И во время прогулки, и в кафе они говорили не умолкая. Они всегда находили интересную для них тему и горячо обсуждали события двадцатилетней давности и происшествия сегодняшнего дня. Они как будто не чувствовали ни «груза времени», ни даже границ между жизнью и смертью. О живых и мертвых они говорили совершенно одинаково. Для них мертвые, наравне с живыми, действовали и участвовали в их беседах.

— Нет-нет, — повторяла Зинаида Николаевна, — я не согласна с Яковом Петровичем. Ему кажется, что он всегда прав и что он пишет хорошо. А по-моему —

Писатель, если только он
Есть нерв великого народа —

просто плохо. Почему писатель должен быть нервом народа? И какой такой «нерв народа»? Один нерв?.. И дальше: что это значит? —

Не может быть не поражен,
Когда поражена свобода.

Поражен — удивлен? Или поражен — от поражения — то есть не понести поражения? — И, пожимая капризно плечами: — Не понимаю. И понимать не хочу. А Яков Петрович спорит. Он ведь всегда доволен собой, «своим обедом и женой».

Она говорит «спорит», а не «спорил». Спорил больше чем тридцать лет тому назад. Но для Зинаиды Николаевны Полонский не умирал, он по-прежнему ее собеседник. И с ним, как и с другими, игравшими какую-нибудь роль в ее жизни, встреченными ею на длинном жизненном пути, она продолжает споры-разговоры.

С того первого нашего «воскресенья» я бывала на 11-бис, Колонель Боннэ, почти каждое воскресенье. Зинаида Николаевна очень подружилась с Георгием Ивановым. Она часто приглашала его к себе вечером и просиживала с ним до «глубины ночи», с глазу на глаз, и он ни разу не отказался навестить ее. Даже когда я бывала больна и он никуда из дома не выходил, для Зинаиды Николаевны он делал исключение.

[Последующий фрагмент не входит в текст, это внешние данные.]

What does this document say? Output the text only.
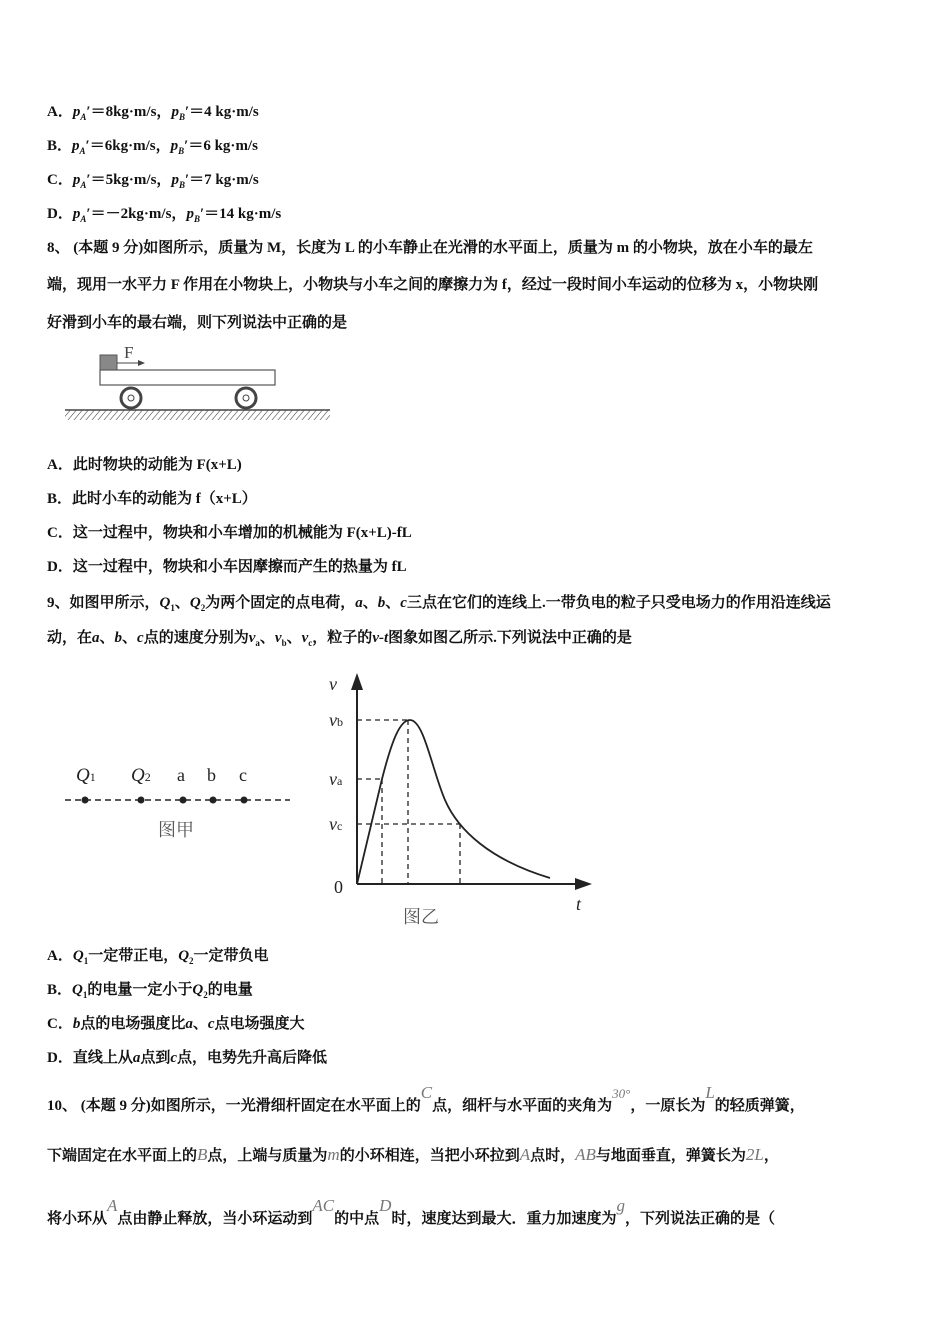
A．$p_A'=8kg\cdot m/s$，$p_B'=4$ kg·m/s
B．$p_A'=6kg\cdot m/s$，$p_B'=6$ kg·m/s
C．$p_A'=5kg\cdot m/s$，$p_B'=7$ kg·m/s
D．$p_A'=-2kg\cdot m/s$，$p_B'=14$ kg·m/s
8、 (本题 9 分)如图所示，质量为 M，长度为 L 的小车静止在光滑的水平面上，质量为 m 的小物块，放在小车的最左
端，现用一水平力 F 作用在小物块上，小物块与小车之间的摩擦力为 f，经过一段时间小车运动的位移为 x，小物块刚
好滑到小车的最右端，则下列说法中正确的是
F
Q1 Q2 a b c
图甲
v
vb
va
vc
0
t
图乙
A．此时物块的动能为 F(x+L)
B．此时小车的动能为 f（x+L）
C．这一过程中，物块和小车增加的机械能为 F(x+L)-fL
D．这一过程中，物块和小车因摩擦而产生的热量为 fL
9、如图甲所示，$Q_1$、$Q_2$为两个固定的点电荷，a、b、c三点在它们的连线上.一带负电的粒子只受电场力的作用沿连线运
动，在a、b、c点的速度分别为$v_a$、$v_b$、$v_c$，粒子的v-t图象如图乙所示.下列说法中正确的是
A．$Q_1$一定带正电，$Q_2$一定带负电
B．$Q_1$的电量一定小于$Q_2$的电量
C．b点的电场强度比a、c点电场强度大
D．直线上从a点到c点，电势先升高后降低
10、 (本题 9 分)如图所示，一光滑细杆固定在水平面上的C点，细杆与水平面的夹角为30°，一原长为L的轻质弹簧，
下端固定在水平面上的B点，上端与质量为m的小环相连，当把小环拉到A点时，AB与地面垂直，弹簧长为2L，
将小环从A点由静止释放，当小环运动到AC的中点D时，速度达到最大．重力加速度为g，下列说法正确的是（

Правда, мне и в голову не приходило попросить его не ходить к ней. Я знала, что эти вечерние посещения доставляют ему большое удовольствие.

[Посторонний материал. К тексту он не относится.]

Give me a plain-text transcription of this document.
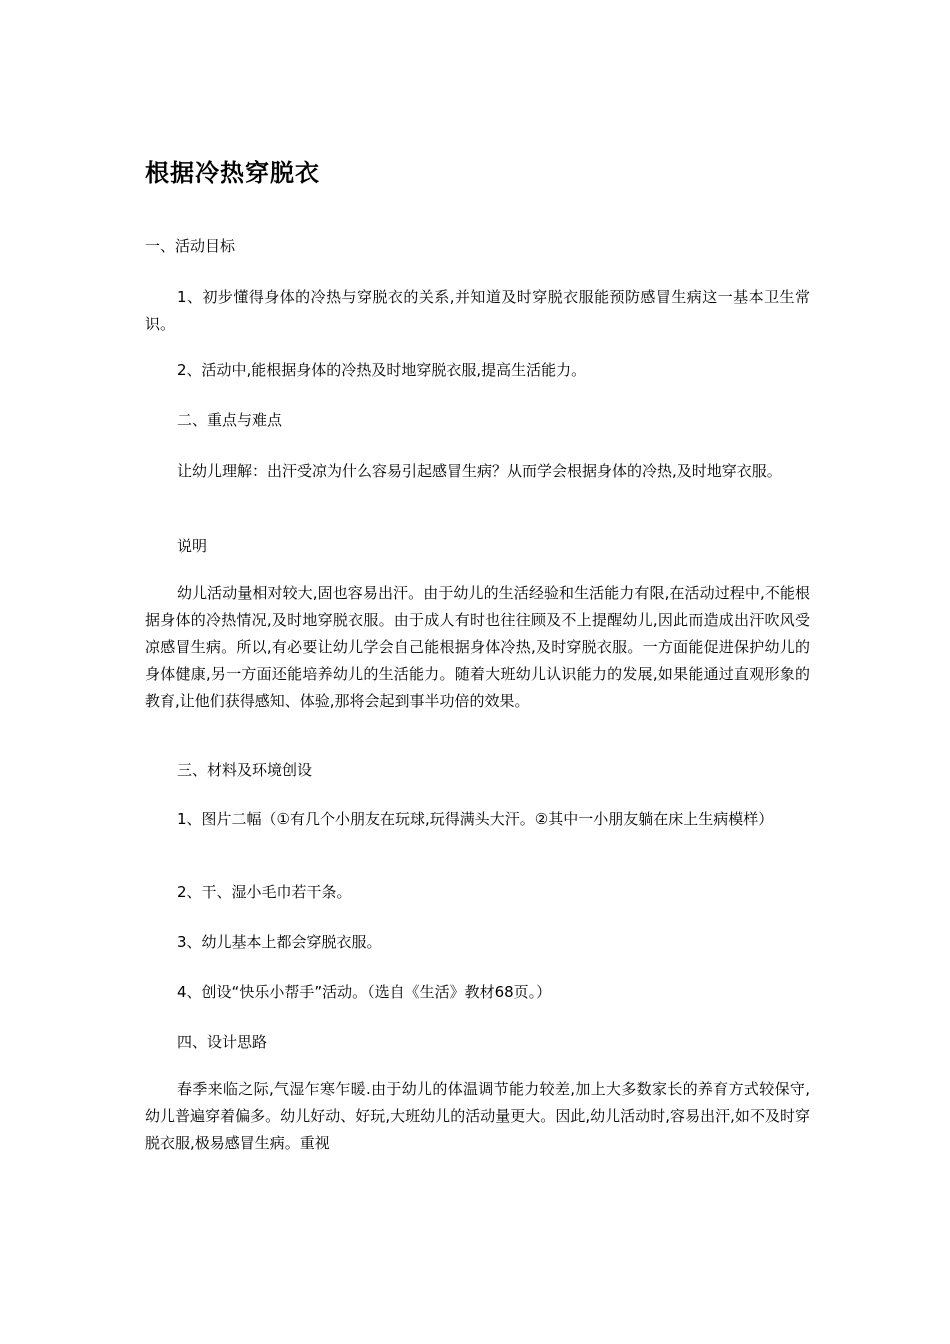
根据冷热穿脱衣

一、活动目标

1、初步懂得身体的冷热与穿脱衣的关系,并知道及时穿脱衣服能预防感冒生病这一基本卫生常识。

2、活动中,能根据身体的冷热及时地穿脱衣服,提高生活能力。

二、重点与难点

让幼儿理解：出汗受凉为什么容易引起感冒生病？从而学会根据身体的冷热,及时地穿衣服。

说明

幼儿活动量相对较大,固也容易出汗。由于幼儿的生活经验和生活能力有限,在活动过程中,不能根据身体的冷热情况,及时地穿脱衣服。由于成人有时也往往顾及不上提醒幼儿,因此而造成出汗吹风受凉感冒生病。所以,有必要让幼儿学会自己能根据身体冷热,及时穿脱衣服。一方面能促进保护幼儿的身体健康,另一方面还能培养幼儿的生活能力。随着大班幼儿认识能力的发展,如果能通过直观形象的教育,让他们获得感知、体验,那将会起到事半功倍的效果。

三、材料及环境创设

1、图片二幅（①有几个小朋友在玩球,玩得满头大汗。②其中一小朋友躺在床上生病模样）

2、干、湿小毛巾若干条。

3、幼儿基本上都会穿脱衣服。

4、创设“快乐小帮手”活动。（选自《生活》教材68页。）

四、设计思路

春季来临之际,气湿乍寒乍暖.由于幼儿的体温调节能力较差,加上大多数家长的养育方式较保守,幼儿普遍穿着偏多。幼儿好动、好玩,大班幼儿的活动量更大。因此,幼儿活动时,容易出汗,如不及时穿脱衣服,极易感冒生病。重视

Мережковские вели размеренную, по часам, жизнь. Зинаида Николаевна ложилась поздно, проведя полночи в писании писем, дневника, стихов, рассказов и статей, и вставала очень поздно. Ее утро было занято «обрядностями туалета». К ним она относилась крайне серьезно и добросовестно, никогда не забывая произвести над своим лицом все то, что могло «reparer de l'age l'irreparable outrage»[13].

Она выходила из своей комнаты только к завтраку, уже вполне одетая, причесанная, подкрашенная и подтянутая.

Мережковский ложился рано, вставал рано и работал все утро до завтрака.

После завтрака они шли гулять в любую погоду — в холод и дождь, считая прогулку не менее необходимой, чем сон и пищу.

Они оба курили. Но не больше раз навсегда положенного числа папирос и только после завтрака. О лечении и гигиене у них были свои особые, довольно странные понятия.

Так, например, на мой совет поехать летом в Виттель или в Виши Мережковский в ужасе замахал на меня руками:

— Бога побойтесь. Смерти вы нашей хотите, что ли? Минеральная вода — яд!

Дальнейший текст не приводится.